Whether content was new or existing, each lesson encouraged “screen-free” activities to maintain important hands-on engagement, like making seed paper, collecting outdoor samples, using observation sheets while on a walk, or finding flowers to draw and identify their parts. It was also important to maintain personal connections with students. They tried to limit classrooms to one at a time, even though teaching many classes at once through Zoom is possible, as they wanted to be sure they could see all of the students in one screen. They called them by their names, and made sure everyone had the opportunity to speak.
Challenges Faced & Met
“We are a very hands-on education organization; we have and use a ton of learning materials and we thrive while making direct connections with the students,” says Martinelli. “The hardest part of all of this was to alter our thinking to try and get our lessons across to students without the things that kind of make us…us.” To that same point, he mentioned that it was rewarding seeing all of the amazing material that the team created after the school year was over. “I truly did not realize how much content we were pumping out while we were in the midst of it.”

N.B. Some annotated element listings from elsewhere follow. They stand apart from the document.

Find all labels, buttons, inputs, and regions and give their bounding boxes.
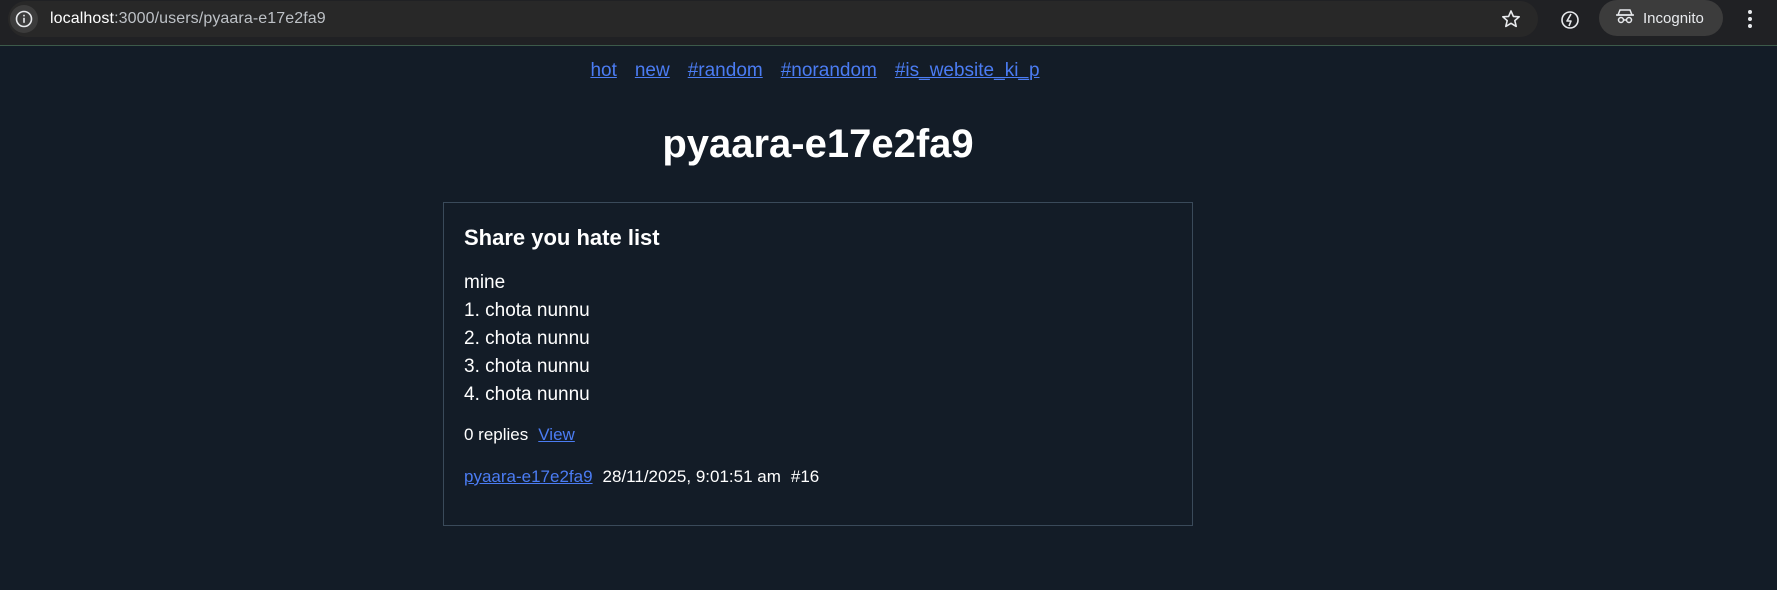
incognito-badge[interactable]: Incognito: [1599, 0, 1723, 36]
replies-count: 0 replies: [464, 425, 529, 444]
url-text[interactable]: localhost:3000/users/pyaara-e17e2fa9: [50, 10, 326, 28]
incognito-label: Incognito: [1643, 9, 1704, 27]
post-timestamp: 28/11/2025, 9:01:51 am: [602, 467, 781, 486]
page-title: pyaara-e17e2fa9: [662, 122, 974, 166]
bookmark-star-icon[interactable]: [1500, 8, 1522, 30]
author-link[interactable]: pyaara-e17e2fa9: [464, 467, 593, 487]
kebab-menu-icon[interactable]: [1740, 6, 1760, 32]
nav-link-hot[interactable]: hot: [590, 60, 616, 82]
view-replies-link[interactable]: View: [538, 425, 575, 445]
post-title: Share you hate list: [464, 225, 660, 250]
post-replies-row: 0 replies View: [464, 425, 1172, 445]
post-body-line: 1. chota nunnu: [464, 300, 590, 321]
top-nav: hot new #random #norandom #is_website_ki…: [0, 60, 1630, 82]
url-path: :3000/users/pyaara-e17e2fa9: [114, 10, 326, 27]
post-body-line: mine: [464, 272, 506, 293]
nav-link-norandom[interactable]: #norandom: [781, 60, 877, 82]
url-host: localhost: [50, 10, 115, 27]
nav-link-new[interactable]: new: [635, 60, 670, 82]
post-id: #16: [790, 467, 820, 486]
post-body-line: 4. chota nunnu: [464, 384, 590, 405]
post-card: Share you hate list mine 1. chota nunnu …: [443, 202, 1193, 526]
browser-toolbar: localhost:3000/users/pyaara-e17e2fa9 Inc…: [0, 0, 1777, 46]
extension-icon[interactable]: [1556, 6, 1584, 34]
post-body-line: 2. chota nunnu: [464, 328, 590, 349]
nav-link-is-website-ki-p[interactable]: #is_website_ki_p: [895, 60, 1040, 82]
post-body: mine 1. chota nunnu 2. chota nunnu 3. ch…: [464, 269, 1172, 409]
address-bar[interactable]: localhost:3000/users/pyaara-e17e2fa9: [8, 1, 1538, 37]
nav-link-random[interactable]: #random: [688, 60, 763, 82]
site-info-icon[interactable]: [10, 5, 38, 33]
incognito-icon: [1615, 8, 1635, 28]
post-footer: pyaara-e17e2fa9 28/11/2025, 9:01:51 am #…: [464, 467, 1172, 487]
post-body-line: 3. chota nunnu: [464, 356, 590, 377]
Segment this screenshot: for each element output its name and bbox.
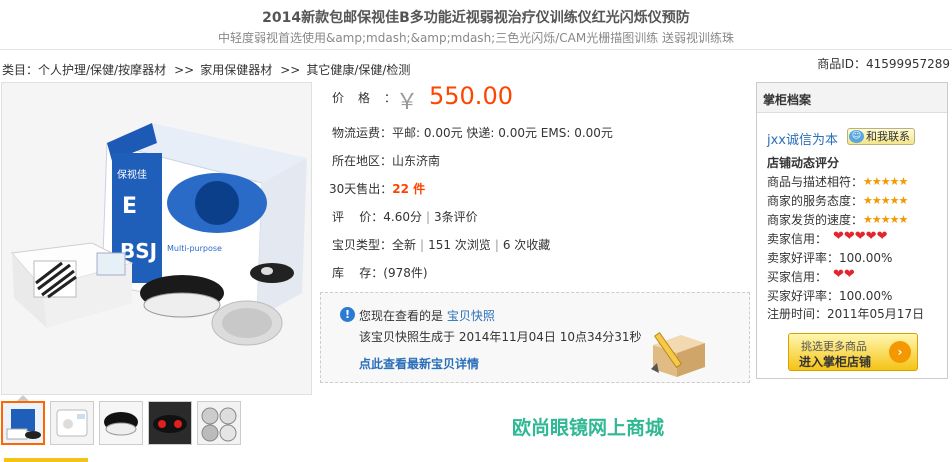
- product-subtitle: 中轻度弱视首选使用&amp;mdash;&amp;mdash;三色光闪烁/CAM…: [217, 31, 735, 45]
- location-label: 所在地区：: [332, 154, 393, 168]
- rating-description: 商品与描述相符： ★★★★★: [767, 173, 908, 190]
- thumbnail-3[interactable]: [99, 401, 143, 445]
- rating-score: 4.60分: [383, 210, 422, 224]
- info-icon: !: [340, 307, 355, 322]
- rating-label: 商品与描述相符：: [767, 175, 864, 189]
- shop-rating-title: 店铺动态评分: [767, 156, 840, 170]
- location-value: 山东济南: [392, 154, 441, 168]
- view-count: 151 次浏览: [428, 238, 491, 252]
- snapshot-line: 您现在查看的是 宝贝快照: [359, 307, 495, 324]
- seller-positive-rate: 卖家好评率：100.00%: [767, 251, 893, 265]
- rating-count[interactable]: 3条评价: [434, 210, 478, 224]
- type-condition: 全新: [392, 238, 417, 252]
- breadcrumb-separator: >>: [174, 63, 195, 77]
- rating-service: 商家的服务态度： ★★★★★: [767, 192, 908, 209]
- seller-name-link[interactable]: jxx诚信为本: [767, 129, 838, 148]
- separator: |: [420, 238, 425, 252]
- thumb-image: [100, 402, 142, 444]
- registration-date: 注册时间：2011年05月17日: [767, 307, 925, 321]
- arrow-right-icon: ›: [889, 341, 911, 363]
- contact-seller-button[interactable]: ☺ 和我联系: [847, 128, 915, 145]
- package-pencil-icon: [651, 332, 705, 377]
- rating-shipping: 商家发货的速度： ★★★★★: [767, 211, 908, 228]
- product-photo: 保视佳 E BSJ Multi-purpose: [2, 83, 311, 394]
- separator: |: [426, 210, 431, 224]
- favorite-count: 6 次收藏: [502, 238, 551, 252]
- breadcrumb: 类目：个人护理/保健/按摩器材 >> 家用保健器材 >> 其它健康/保健/检测: [2, 61, 410, 78]
- rating-label: 商家的服务态度：: [767, 194, 864, 208]
- shipping-row: 物流运费：平邮: 0.00元 快递: 0.00元 EMS: 0.00元: [332, 124, 613, 141]
- shipping-label: 物流运费：: [332, 126, 393, 140]
- seller-credit-label: 卖家信用：: [767, 232, 828, 246]
- chat-icon: ☺: [849, 130, 864, 143]
- bottom-tab-edge: [4, 458, 88, 462]
- shipping-value: 平邮: 0.00元 快递: 0.00元 EMS: 0.00元: [392, 126, 613, 140]
- sold-count: 22 件: [392, 182, 426, 196]
- type-label: 宝贝类型：: [332, 238, 393, 252]
- buyer-credit-row: 买家信用： ❤❤: [767, 267, 855, 285]
- thumbnail-4[interactable]: [148, 401, 192, 445]
- item-id: 商品ID：41599957289: [817, 57, 950, 71]
- snapshot-notice: ! 您现在查看的是 宝贝快照 该宝贝快照生成于 2014年11月04日 10点3…: [320, 292, 750, 383]
- separator: |: [494, 238, 499, 252]
- svg-text:保视佳: 保视佳: [117, 168, 147, 181]
- currency-symbol: ￥: [396, 90, 419, 115]
- enter-shop-line1: 挑选更多商品: [801, 340, 867, 353]
- heart-credit-icon: ❤❤❤❤❤: [833, 229, 888, 244]
- stock-value: (978件): [383, 266, 428, 280]
- sold-row: 30天售出：22 件: [329, 180, 425, 197]
- enter-shop-button[interactable]: 挑选更多商品 进入掌柜店铺 ›: [788, 333, 918, 371]
- header-divider: [0, 49, 952, 50]
- location-row: 所在地区：山东济南: [332, 152, 440, 169]
- product-title: 2014新款包邮保视佳B多功能近视弱视治疗仪训练仪红光闪烁仪预防: [262, 10, 690, 26]
- snapshot-prefix: 您现在查看的是: [359, 309, 447, 323]
- svg-text:E: E: [122, 194, 137, 219]
- thumbnail-1[interactable]: [1, 401, 45, 445]
- stock-label: 库 存：: [332, 266, 384, 280]
- latest-detail-link[interactable]: 点此查看最新宝贝详情: [359, 355, 479, 372]
- stock-row: 库 存：(978件): [332, 264, 428, 281]
- buyer-positive-rate: 买家好评率：100.00%: [767, 289, 893, 303]
- thumb-image: [198, 402, 240, 444]
- enter-shop-line2: 进入掌柜店铺: [799, 355, 872, 369]
- main-product-image[interactable]: 保视佳 E BSJ Multi-purpose: [1, 82, 312, 395]
- thumbnail-2[interactable]: [50, 401, 94, 445]
- thumb-image: [3, 403, 43, 443]
- thumb-image: [51, 402, 93, 444]
- snapshot-link[interactable]: 宝贝快照: [447, 309, 495, 323]
- star-rating-icon: ★★★★★: [863, 213, 908, 226]
- breadcrumb-prefix: 类目：: [2, 63, 39, 77]
- buyer-credit-label: 买家信用：: [767, 270, 828, 284]
- breadcrumb-separator: >>: [280, 63, 301, 77]
- rating-row: 评 价：4.60分 | 3条评价: [332, 208, 478, 225]
- star-rating-icon: ★★★★★: [863, 194, 908, 207]
- thumb-image: [149, 402, 191, 444]
- price-value: 550.00: [429, 82, 513, 110]
- type-row: 宝贝类型：全新 | 151 次浏览 | 6 次收藏: [332, 236, 550, 253]
- sold-label: 30天售出：: [329, 182, 393, 196]
- snapshot-generated: 该宝贝快照生成于 2014年11月04日 10点34分31秒: [359, 330, 642, 344]
- shop-profile-panel: 掌柜档案 jxx诚信为本 ☺ 和我联系 店铺动态评分 商品与描述相符： ★★★★…: [756, 82, 948, 379]
- heart-credit-icon: ❤❤: [833, 267, 855, 282]
- breadcrumb-item[interactable]: 其它健康/保健/检测: [306, 63, 410, 77]
- rating-label: 商家发货的速度：: [767, 213, 864, 227]
- breadcrumb-item[interactable]: 家用保健器材: [200, 63, 272, 77]
- svg-text:Multi-purpose: Multi-purpose: [167, 244, 222, 253]
- rating-label: 评 价：: [332, 210, 384, 224]
- store-link[interactable]: 欧尚眼镜网上商城: [512, 413, 664, 440]
- breadcrumb-item[interactable]: 个人护理/保健/按摩器材: [38, 63, 166, 77]
- contact-label: 和我联系: [866, 130, 910, 143]
- shop-profile-header: 掌柜档案: [757, 83, 947, 113]
- star-rating-icon: ★★★★★: [863, 175, 908, 188]
- thumbnail-5[interactable]: [197, 401, 241, 445]
- seller-credit-row: 卖家信用： ❤❤❤❤❤: [767, 229, 887, 247]
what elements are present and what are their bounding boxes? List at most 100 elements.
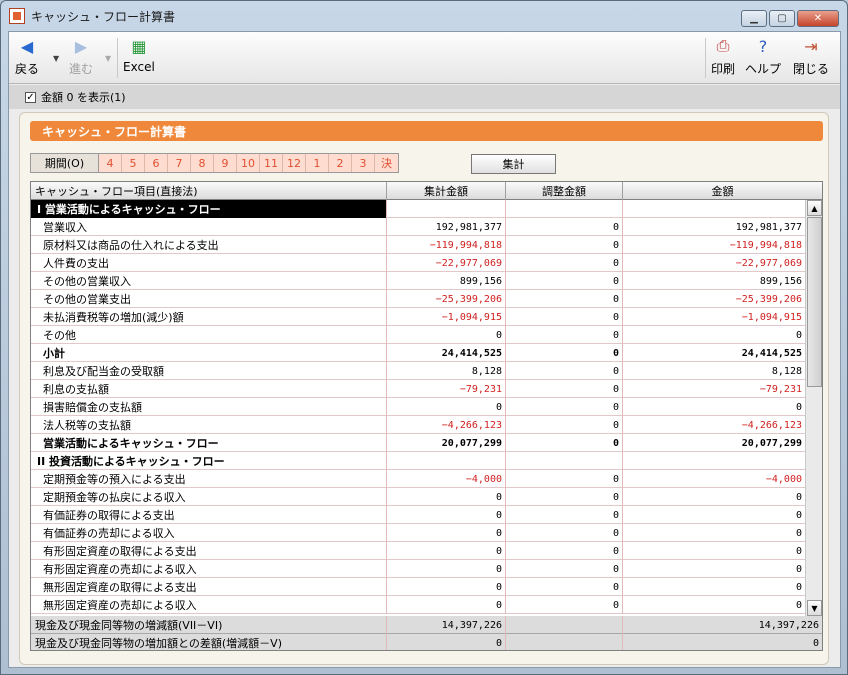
cell-value[interactable] <box>506 616 623 634</box>
excel-button[interactable]: ▦ Excel <box>123 36 155 80</box>
cell-value[interactable]: 0 <box>506 344 623 362</box>
cell-value[interactable]: 0 <box>506 308 623 326</box>
row-label: 現金及び現金同等物の増減額(VII－VI) <box>31 616 387 634</box>
help-button[interactable]: ? ヘルプ <box>745 36 781 80</box>
table-row[interactable]: I 営業活動によるキャッシュ・フロー <box>31 200 805 218</box>
table-row[interactable]: 定期預金等の預入による支出 −4,000 0 −4,000 <box>31 470 805 488</box>
maximize-button[interactable]: ▢ <box>769 10 795 27</box>
forward-button[interactable]: ▶ 進む <box>69 36 93 80</box>
cell-value[interactable]: 0 <box>506 398 623 416</box>
period-month[interactable]: 10 <box>237 154 260 172</box>
column-header-total[interactable]: 集計金額 <box>387 182 506 200</box>
table-row[interactable]: 人件費の支出 −22,977,069 0 −22,977,069 <box>31 254 805 272</box>
help-icon: ? <box>758 36 768 56</box>
table-row[interactable]: 利息及び配当金の受取額 8,128 0 8,128 <box>31 362 805 380</box>
table-row[interactable]: 未払消費税等の増加(減少)額 −1,094,915 0 −1,094,915 <box>31 308 805 326</box>
cell-value[interactable]: 0 <box>506 290 623 308</box>
table-row[interactable]: その他の営業支出 −25,399,206 0 −25,399,206 <box>31 290 805 308</box>
period-month[interactable]: 9 <box>214 154 237 172</box>
period-month[interactable]: 6 <box>145 154 168 172</box>
table-row[interactable]: 現金及び現金同等物の増減額(VII－VI) 14,397,226 14,397,22… <box>31 616 822 634</box>
period-month[interactable]: 決 <box>375 154 398 172</box>
column-header-item[interactable]: キャッシュ・フロー項目(直接法) <box>31 182 387 200</box>
cell-value[interactable]: 0 <box>506 380 623 398</box>
scroll-down-icon[interactable]: ▼ <box>807 600 822 616</box>
table-row[interactable]: II 投資活動によるキャッシュ・フロー <box>31 452 805 470</box>
cell-value[interactable]: 0 <box>506 416 623 434</box>
cell-value[interactable]: 0 <box>506 236 623 254</box>
table-row[interactable]: その他の営業収入 899,156 0 899,156 <box>31 272 805 290</box>
column-header-adjustment[interactable]: 調整金額 <box>506 182 623 200</box>
period-month[interactable]: 1 <box>306 154 329 172</box>
table-row[interactable]: 原材料又は商品の仕入れによる支出 −119,994,818 0 −119,994,81… <box>31 236 805 254</box>
cell-value[interactable]: 0 <box>506 506 623 524</box>
excel-icon: ▦ <box>131 36 147 56</box>
cell-value: 20,077,299 <box>387 434 506 452</box>
cell-value[interactable]: 0 <box>506 362 623 380</box>
cell-value[interactable]: 0 <box>506 434 623 452</box>
print-button[interactable]: ⎙ 印刷 <box>711 36 735 80</box>
cell-value[interactable]: 0 <box>506 524 623 542</box>
cell-value[interactable]: 0 <box>506 218 623 236</box>
cell-value[interactable] <box>506 634 623 650</box>
table-row[interactable]: 定期預金等の払戻による収入 0 0 0 <box>31 488 805 506</box>
table-row[interactable]: 有価証券の取得による支出 0 0 0 <box>31 506 805 524</box>
table-row[interactable]: 有形固定資産の売却による収入 0 0 0 <box>31 560 805 578</box>
period-month[interactable]: 3 <box>352 154 375 172</box>
table-row[interactable]: 無形固定資産の取得による支出 0 0 0 <box>31 578 805 596</box>
close-window-button[interactable]: ✕ <box>797 10 839 27</box>
cell-value: −1,094,915 <box>741 311 802 323</box>
close-button[interactable]: ⇥ 閉じる <box>793 36 829 80</box>
table-row[interactable]: 営業収入 192,981,377 0 192,981,377 <box>31 218 805 236</box>
cell-value[interactable]: 0 <box>506 470 623 488</box>
table-row[interactable]: 有形固定資産の取得による支出 0 0 0 <box>31 542 805 560</box>
toolbar: ◀ 戻る ▼ ▶ 進む ▼ ▦ Excel ⎙ 印刷 ? ヘルプ ⇥ 閉じる <box>9 32 840 84</box>
scroll-up-icon[interactable]: ▲ <box>807 200 822 216</box>
cell-value: 0 <box>795 581 802 593</box>
column-header-amount[interactable]: 金額 <box>623 182 822 200</box>
cell-value[interactable]: 0 <box>506 596 623 614</box>
cell-value[interactable]: 0 <box>506 560 623 578</box>
row-label: 原材料又は商品の仕入れによる支出 <box>31 236 387 254</box>
cell-value: 0 <box>795 491 802 503</box>
period-month[interactable]: 8 <box>191 154 214 172</box>
cell-value[interactable]: 0 <box>506 254 623 272</box>
cell-value[interactable]: 0 <box>506 542 623 560</box>
cell-value <box>623 452 805 470</box>
scroll-thumb[interactable] <box>807 217 822 387</box>
cell-value[interactable] <box>506 200 623 218</box>
forward-dropdown-icon[interactable]: ▼ <box>105 54 111 63</box>
row-label: 定期預金等の預入による支出 <box>31 470 387 488</box>
period-month[interactable]: 4 <box>99 154 122 172</box>
cell-value: 0 <box>795 545 802 557</box>
table-row[interactable]: 利息の支払額 −79,231 0 −79,231 <box>31 380 805 398</box>
table-row[interactable]: その他 0 0 0 <box>31 326 805 344</box>
table-row[interactable]: 現金及び現金同等物の増加額との差額(増減額－V) 0 0 <box>31 634 822 650</box>
cell-value[interactable]: 0 <box>506 488 623 506</box>
period-month[interactable]: 12 <box>283 154 306 172</box>
cell-value[interactable] <box>506 452 623 470</box>
period-month[interactable]: 2 <box>329 154 352 172</box>
cell-value[interactable]: 0 <box>506 326 623 344</box>
period-month[interactable]: 5 <box>122 154 145 172</box>
table-row[interactable]: 有価証券の売却による収入 0 0 0 <box>31 524 805 542</box>
period-month[interactable]: 11 <box>260 154 283 172</box>
period-label[interactable]: 期間(O) <box>31 154 99 172</box>
table-row[interactable]: 法人税等の支払額 −4,266,123 0 −4,266,123 <box>31 416 805 434</box>
period-month[interactable]: 7 <box>168 154 191 172</box>
cell-value[interactable]: 0 <box>506 578 623 596</box>
table-row[interactable]: 営業活動によるキャッシュ・フロー 20,077,299 0 20,077,299 <box>31 434 805 452</box>
cell-value: 24,414,525 <box>741 347 802 359</box>
sum-button[interactable]: 集計 <box>471 154 556 174</box>
table-row[interactable]: 損害賠償金の支払額 0 0 0 <box>31 398 805 416</box>
back-dropdown-icon[interactable]: ▼ <box>53 54 59 63</box>
show-zero-checkbox[interactable]: ✓ <box>25 91 36 103</box>
back-button[interactable]: ◀ 戻る <box>15 36 39 80</box>
vertical-scrollbar[interactable]: ▲ ▼ <box>805 200 822 616</box>
minimize-button[interactable]: ▁ <box>741 10 767 27</box>
cell-value: −25,399,206 <box>387 290 506 308</box>
cell-value[interactable]: 0 <box>506 272 623 290</box>
table-row[interactable]: 無形固定資産の売却による収入 0 0 0 <box>31 596 805 614</box>
report-panel: キャッシュ・フロー計算書 期間(O) 4 5 6 7 8 9 10 11 12 1 2 3 決 集計 キ… <box>19 112 829 665</box>
table-row[interactable]: 小計 24,414,525 0 24,414,525 <box>31 344 805 362</box>
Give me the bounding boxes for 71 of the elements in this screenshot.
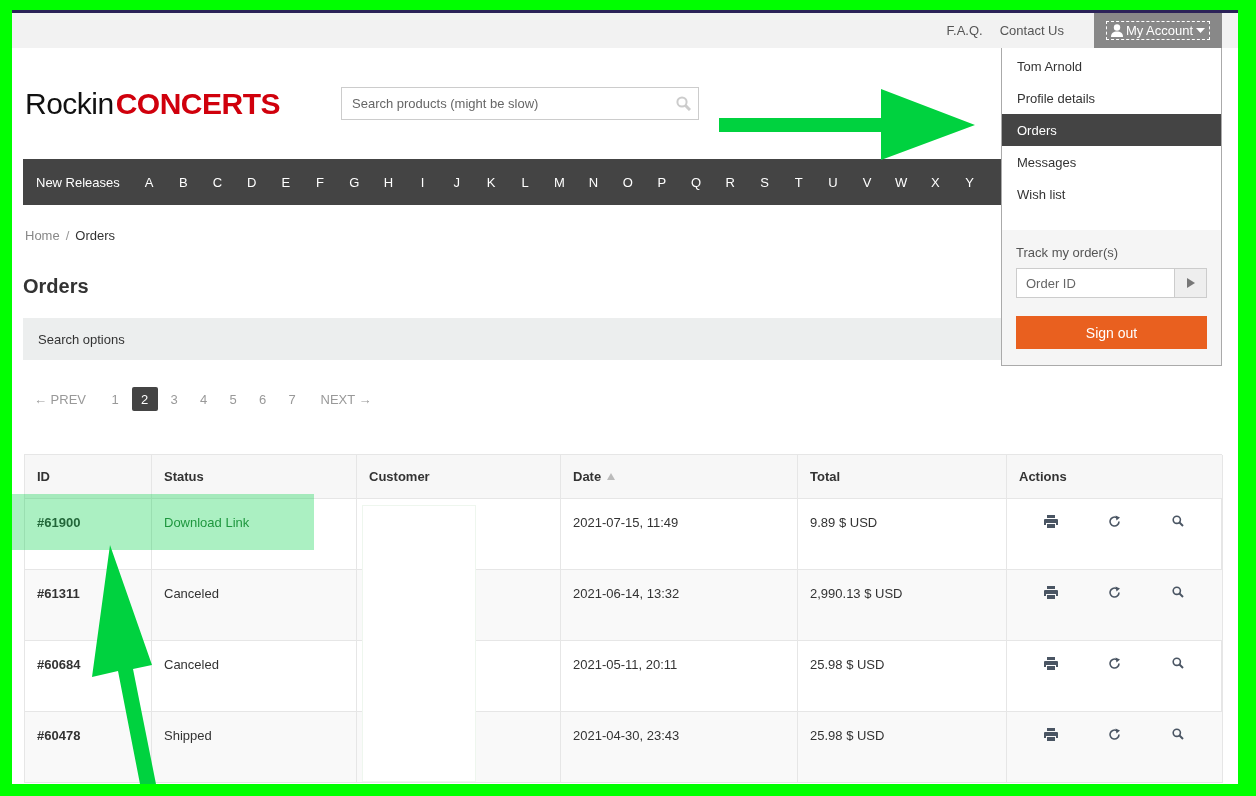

For Owens, a big challenge was going from a physically active job to sitting at a computer for his whole day, every day. He really enjoys traveling to different schools and always being on the move.
Success & Smiles From Students, Parents, & Teachers
When asked to recall a positive story related to the move to remote lessons, both Martinelli and Owen eagerly shared. “For one online learning session, Ethan (another lead educator) and I went to the Ipswich River to film a virtual field trip,” says Martinelli. “While we were pumping up our paddleboards a mom spotted us in our Change is Simple t-shirts. She approached us and said that her son uses our material every week. She then told her son that we were the ‘Change is Simple guys,’ and he was so excited to actually meet us!” Local celebrity status achieved.
Owens talked about the effect Change is Simple has on teachers and students during these difficult times. “I've had teachers tell me that their students have been struggling to engage in virtual classes, and when they email me after our lesson, thanking us for keeping their students engaged—that is a cool feeling. Seeing all the students playing the games, many asking and answering questions, that feels like success to me.”
It is clear that teachers and schools still want Change is Simple to be a part of their curriculum. “We have received much feedback that shows us we are still an integral part of a school's learning goals,” says Owens.
Considering the road blocks, the volume of content, the need to quickly learn new skills, and—most importantly—the desire to keep teaching children that they can help the environment, one thing remains clear. For Change is Simple, change is success.